04/23/2026 | Press release | Distributed by Public on 04/23/2026 09:25
April 22, 2026, Gardiner, ME - Scientists and public health experts gathered on Wednesday, Earth Day, on the banks of the Kennebec River at Gardiner's Waterfront Park to draw attention to the health and economic costs to Maine people as a result of dramatic cuts and rollbacks by the U.S. Environmental Protection Agency (EPA).
Speakers touted the benefits that Maine has seen since passage of such bedrock environmental laws as the Clean Air Act and the Clean Water Act, along with more recent investments in Maine's clean energy economy and programs that help communities become more resilient to the effects of climate change. They also shared examples of how weakening these critical environmental safeguards creates a ripple effect across communities, resulting in immediate and long-term damage to public health and the economy.
"We have moved past the era of 'predicting' climate change; we are now living through it, as record-breaking extremes reshape our coastlines, our economy, and our very health," said Dr. Beverly Johnson, a biochemist and professor of earth and climate sciences at Bates College. "By reversing the Endangerment Finding, the EPA is ignoring the physical reality of the impacts of greenhouse gases on people and the planet. To stabilize and protect the Maine we know, we must continue to reduce our reliance on the fossil fuels that create carbon emissions and drive this volatility."
"In 2023, Gardiner suffered two major floods, impacting family homes and businesses with days-long power outages, costly damage to property and infrastructure, and lost access to the local grocery store-and the pharmacy inside-for 100 days," said Patricia Hart, Mayor of Gardiner. "Our community showed up, but we can't solve this alone. We need federal policies that protect the environment and prepare communities for the reality we're living in-policies that defend clean water, safeguard wetlands and floodplains, reduce pollution that fuels more extreme weather, and invest in infrastructure that can handle what's coming. When those protections are weakened, communities like ours pay the price first."
"The cost of treating thousands of new asthma cases, cardiac incidents, and heat-related admissions will fall on Maine residents and our hospitals," said Dr. Tony Owens, who has spent 40 years practicing emergency medicine in Maine. "These rollbacks aren't about saving money; they are shifting the burden from corporate polluters to working families and an already underfunded healthcare system."
"Over the past decade, our research and monitoring data have shown improvements in environmental mercury loads across Maine's lakes. We are seeing the benefits of nationwide pollution standards, with lower mercury concentrations in the fish that we eat and iconic birds such as Common Loons and Bald Eagles," said Dr. David Evers, Executive Director and Chief Scientists at the Biodiversity Research Institute. "Those downward encouraging trendlines can continue, but only if we continue to reduce mercury emissions and give nature a chance to fully recover."

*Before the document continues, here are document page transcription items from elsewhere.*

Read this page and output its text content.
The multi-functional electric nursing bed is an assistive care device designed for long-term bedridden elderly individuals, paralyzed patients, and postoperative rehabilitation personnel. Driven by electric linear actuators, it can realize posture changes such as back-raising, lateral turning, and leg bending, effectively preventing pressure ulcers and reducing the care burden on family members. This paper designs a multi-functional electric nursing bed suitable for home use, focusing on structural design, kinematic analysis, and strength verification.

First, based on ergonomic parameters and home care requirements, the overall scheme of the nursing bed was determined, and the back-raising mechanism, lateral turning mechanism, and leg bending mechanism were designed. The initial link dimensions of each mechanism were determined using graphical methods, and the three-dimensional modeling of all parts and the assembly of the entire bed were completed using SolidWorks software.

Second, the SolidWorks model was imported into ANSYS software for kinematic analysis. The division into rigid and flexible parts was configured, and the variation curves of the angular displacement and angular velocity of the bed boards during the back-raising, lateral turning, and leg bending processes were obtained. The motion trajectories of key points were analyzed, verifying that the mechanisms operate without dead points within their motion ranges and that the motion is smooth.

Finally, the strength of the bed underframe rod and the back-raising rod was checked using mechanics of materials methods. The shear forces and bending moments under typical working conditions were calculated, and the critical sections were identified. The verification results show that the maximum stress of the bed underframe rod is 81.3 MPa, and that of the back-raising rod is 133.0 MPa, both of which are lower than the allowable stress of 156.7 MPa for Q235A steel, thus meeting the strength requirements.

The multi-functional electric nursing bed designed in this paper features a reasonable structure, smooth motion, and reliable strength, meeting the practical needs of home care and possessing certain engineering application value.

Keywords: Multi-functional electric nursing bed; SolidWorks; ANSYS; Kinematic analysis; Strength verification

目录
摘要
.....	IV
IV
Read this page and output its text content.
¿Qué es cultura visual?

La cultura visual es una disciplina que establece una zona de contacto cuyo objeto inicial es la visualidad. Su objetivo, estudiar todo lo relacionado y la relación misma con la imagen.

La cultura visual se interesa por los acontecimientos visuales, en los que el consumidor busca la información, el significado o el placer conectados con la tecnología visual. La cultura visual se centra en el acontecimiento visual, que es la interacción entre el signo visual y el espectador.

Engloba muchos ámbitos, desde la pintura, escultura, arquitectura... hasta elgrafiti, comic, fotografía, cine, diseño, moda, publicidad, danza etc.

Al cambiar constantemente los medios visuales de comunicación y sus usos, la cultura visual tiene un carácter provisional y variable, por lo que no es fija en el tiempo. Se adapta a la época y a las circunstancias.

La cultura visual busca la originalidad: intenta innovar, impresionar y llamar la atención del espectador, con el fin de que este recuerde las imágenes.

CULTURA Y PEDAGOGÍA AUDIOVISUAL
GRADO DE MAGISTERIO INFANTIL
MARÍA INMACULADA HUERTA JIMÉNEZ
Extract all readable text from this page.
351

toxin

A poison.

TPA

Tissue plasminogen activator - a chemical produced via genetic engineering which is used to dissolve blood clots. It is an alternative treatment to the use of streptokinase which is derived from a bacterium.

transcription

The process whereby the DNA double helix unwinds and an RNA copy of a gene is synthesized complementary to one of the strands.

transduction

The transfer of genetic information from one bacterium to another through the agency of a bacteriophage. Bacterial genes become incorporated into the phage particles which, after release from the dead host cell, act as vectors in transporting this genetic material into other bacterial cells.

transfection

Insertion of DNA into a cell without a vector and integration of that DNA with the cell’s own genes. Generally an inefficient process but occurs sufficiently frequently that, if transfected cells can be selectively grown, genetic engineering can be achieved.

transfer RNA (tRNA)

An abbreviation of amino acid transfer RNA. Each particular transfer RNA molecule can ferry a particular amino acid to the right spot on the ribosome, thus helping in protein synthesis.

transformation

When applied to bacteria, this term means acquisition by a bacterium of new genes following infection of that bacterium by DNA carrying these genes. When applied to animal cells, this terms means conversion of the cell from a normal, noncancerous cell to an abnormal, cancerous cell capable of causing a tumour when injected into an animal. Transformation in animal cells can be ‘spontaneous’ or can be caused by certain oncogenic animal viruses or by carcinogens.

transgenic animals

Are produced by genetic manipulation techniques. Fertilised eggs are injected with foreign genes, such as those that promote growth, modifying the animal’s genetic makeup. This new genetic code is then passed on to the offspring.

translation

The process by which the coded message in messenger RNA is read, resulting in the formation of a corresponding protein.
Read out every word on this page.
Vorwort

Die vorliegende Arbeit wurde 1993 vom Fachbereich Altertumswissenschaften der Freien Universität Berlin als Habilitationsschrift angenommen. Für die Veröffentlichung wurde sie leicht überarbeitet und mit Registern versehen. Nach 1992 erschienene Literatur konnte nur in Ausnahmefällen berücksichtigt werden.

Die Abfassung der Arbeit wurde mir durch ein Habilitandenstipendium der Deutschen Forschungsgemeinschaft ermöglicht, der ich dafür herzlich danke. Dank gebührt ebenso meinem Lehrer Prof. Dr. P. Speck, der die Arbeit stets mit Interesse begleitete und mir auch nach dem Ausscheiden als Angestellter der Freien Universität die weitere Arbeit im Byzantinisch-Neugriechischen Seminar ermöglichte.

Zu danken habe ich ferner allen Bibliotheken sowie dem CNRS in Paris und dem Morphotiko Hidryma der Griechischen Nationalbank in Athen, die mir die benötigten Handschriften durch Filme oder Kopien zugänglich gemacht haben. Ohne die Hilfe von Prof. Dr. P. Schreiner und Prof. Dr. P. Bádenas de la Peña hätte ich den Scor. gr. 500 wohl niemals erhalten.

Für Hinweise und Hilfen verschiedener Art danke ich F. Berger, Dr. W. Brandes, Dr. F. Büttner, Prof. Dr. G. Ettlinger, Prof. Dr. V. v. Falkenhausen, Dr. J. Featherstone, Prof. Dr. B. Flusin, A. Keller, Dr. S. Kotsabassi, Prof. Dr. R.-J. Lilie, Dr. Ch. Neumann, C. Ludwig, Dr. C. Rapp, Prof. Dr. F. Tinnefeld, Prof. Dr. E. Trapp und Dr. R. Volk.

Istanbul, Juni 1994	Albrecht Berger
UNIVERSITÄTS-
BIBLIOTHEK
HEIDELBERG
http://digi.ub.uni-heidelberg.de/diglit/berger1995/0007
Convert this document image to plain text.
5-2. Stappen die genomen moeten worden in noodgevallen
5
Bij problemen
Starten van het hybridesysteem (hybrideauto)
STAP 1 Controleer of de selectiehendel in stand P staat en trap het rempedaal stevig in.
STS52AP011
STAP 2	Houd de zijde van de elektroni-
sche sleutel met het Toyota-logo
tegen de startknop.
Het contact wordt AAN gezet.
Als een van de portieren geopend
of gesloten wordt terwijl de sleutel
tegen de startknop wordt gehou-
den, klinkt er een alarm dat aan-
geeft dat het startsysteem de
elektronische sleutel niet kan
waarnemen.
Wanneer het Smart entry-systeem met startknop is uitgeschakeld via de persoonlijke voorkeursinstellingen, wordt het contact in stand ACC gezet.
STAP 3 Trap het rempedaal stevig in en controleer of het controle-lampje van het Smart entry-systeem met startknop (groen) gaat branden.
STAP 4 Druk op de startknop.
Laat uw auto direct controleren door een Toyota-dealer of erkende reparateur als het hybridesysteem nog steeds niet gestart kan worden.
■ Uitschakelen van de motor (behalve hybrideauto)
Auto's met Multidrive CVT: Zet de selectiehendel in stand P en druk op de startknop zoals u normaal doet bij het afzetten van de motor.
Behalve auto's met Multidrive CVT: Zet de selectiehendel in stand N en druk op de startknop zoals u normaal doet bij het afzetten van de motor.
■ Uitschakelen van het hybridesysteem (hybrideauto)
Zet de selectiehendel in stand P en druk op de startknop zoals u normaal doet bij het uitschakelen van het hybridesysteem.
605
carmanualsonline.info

"The EPA's latest decisions will contribute to more extreme weather events and worsened air quality, harming people's health and putting greater economic burdens on Maine families," said Matt Wellington, Associate Director of the Maine Public Health Association.
"The actions taken over the last year will put more money into the pockets of corporate polluters, developers, and fossil fuel companies," said Anya Fetcher, Federal Policy Advocate for the Natural Resources Council of Maine. "In return, Mainers will suffer increased health risks and premature deaths, rapid loss of biodiversity, billions of dollars in storm damage to communities and infrastructure and growing economic burdens."
One year ago, EPA Administrator Lee Zeldin announced the agency's intention to carry out the largest collection of deregulatory actions in U.S. history, boasting about plans to reconsider 31 regulations and cut the EPA budget by 65%. Since that time, the EPA has proposed and/or finalized rules to reverse, weaken, repeal, limit, and eliminate hundreds of environmental and public health protections. The policies being rolled back are based in science and have been carefully designed to deliver significant public health, economic, environmental, and climate benefits nationwide.